Although, on page 129, test of Micro-File, Red-A, and D23 printed on F4, coated bromide paper, the Type 55PN, that’s the Polaroid one, is inferior to Micro-File for low-contrast material, but OK for routine, so very low-contrast material, it isn’t as good as (inaudible) Micro-File, not surprisingly, really. [00:21:00]

On page 131, June 5th, the separation of the 2-2 polymers being tried.

On page 133, different fractions of haptoglobin preparation, of haptoglobin 2-2, with a Parafilm Marathon stapled on page 132, maybe Parafilm had just become available, because of course it was used very extensively ever since, no comment on there.

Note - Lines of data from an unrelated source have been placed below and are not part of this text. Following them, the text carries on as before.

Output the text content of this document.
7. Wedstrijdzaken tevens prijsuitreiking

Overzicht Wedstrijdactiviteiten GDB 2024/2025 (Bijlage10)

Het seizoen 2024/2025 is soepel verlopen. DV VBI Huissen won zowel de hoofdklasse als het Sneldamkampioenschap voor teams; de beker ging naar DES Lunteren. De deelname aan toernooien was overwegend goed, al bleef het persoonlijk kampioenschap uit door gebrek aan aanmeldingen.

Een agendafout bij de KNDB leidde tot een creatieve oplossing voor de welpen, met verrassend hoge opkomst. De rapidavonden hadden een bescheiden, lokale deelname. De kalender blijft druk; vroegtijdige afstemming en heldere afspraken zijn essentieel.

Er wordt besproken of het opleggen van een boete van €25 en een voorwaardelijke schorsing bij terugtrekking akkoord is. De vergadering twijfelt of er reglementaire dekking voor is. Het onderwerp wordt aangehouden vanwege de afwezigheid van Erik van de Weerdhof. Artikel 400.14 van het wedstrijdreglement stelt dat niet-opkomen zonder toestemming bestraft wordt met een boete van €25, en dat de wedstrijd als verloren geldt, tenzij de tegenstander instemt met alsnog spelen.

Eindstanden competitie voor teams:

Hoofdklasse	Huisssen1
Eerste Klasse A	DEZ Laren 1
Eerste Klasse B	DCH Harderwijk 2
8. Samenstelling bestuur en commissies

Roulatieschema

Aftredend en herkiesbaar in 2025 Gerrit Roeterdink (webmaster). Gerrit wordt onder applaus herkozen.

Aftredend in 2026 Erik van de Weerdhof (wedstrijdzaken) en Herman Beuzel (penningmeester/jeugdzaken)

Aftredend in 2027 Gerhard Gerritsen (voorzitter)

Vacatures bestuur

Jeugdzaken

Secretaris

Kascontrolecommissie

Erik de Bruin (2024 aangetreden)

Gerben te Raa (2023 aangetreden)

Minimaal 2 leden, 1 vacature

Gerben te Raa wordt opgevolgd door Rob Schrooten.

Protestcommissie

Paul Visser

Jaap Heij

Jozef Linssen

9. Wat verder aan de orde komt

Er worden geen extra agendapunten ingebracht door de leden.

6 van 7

Resynthesis, June 5th, page [00:22:00] 135, attempted.  No signs of anything at work.  Although on page 137, resynthesis continued.  The comment, “The resynthesis is under way, but repeat with less hemoglobin, and with 2-1, and 2-2 controls,” so this is an attempt at resynthesis from page 135. [00:23:00]

Trying on the following page to improve the separations of haptoglobin to separate the different change with a 2% [alga?] column, that doesn’t look to be very promising.

On page 135, “Result shows clearly that splitting was incomplete.”  So, there’s always the task of being sure that splitting is complete for having the resynthesis. [00:24:00] Trying to use Sephadex Pelikan Waterproof Indian ink, as an indicator for use on the gel.  So one drop of Sephadex ink, and doesn’t have any obvious effect, not much in polymers, page 145, and [00:25:00] so we’re going towards the end of this book.

Acetone and urea resynthesis experiments, page 149.  Still haven’t understood what’s going on.  Repeating the tests on page 151, with a comment, “If unsuccessful, try 50% acetone.”

And the last entry in the book is, “Urea, pH range repeat run.” Really showing the dissociation, rather than the resynthesis. [00:26:00] And that’s the entry in this book.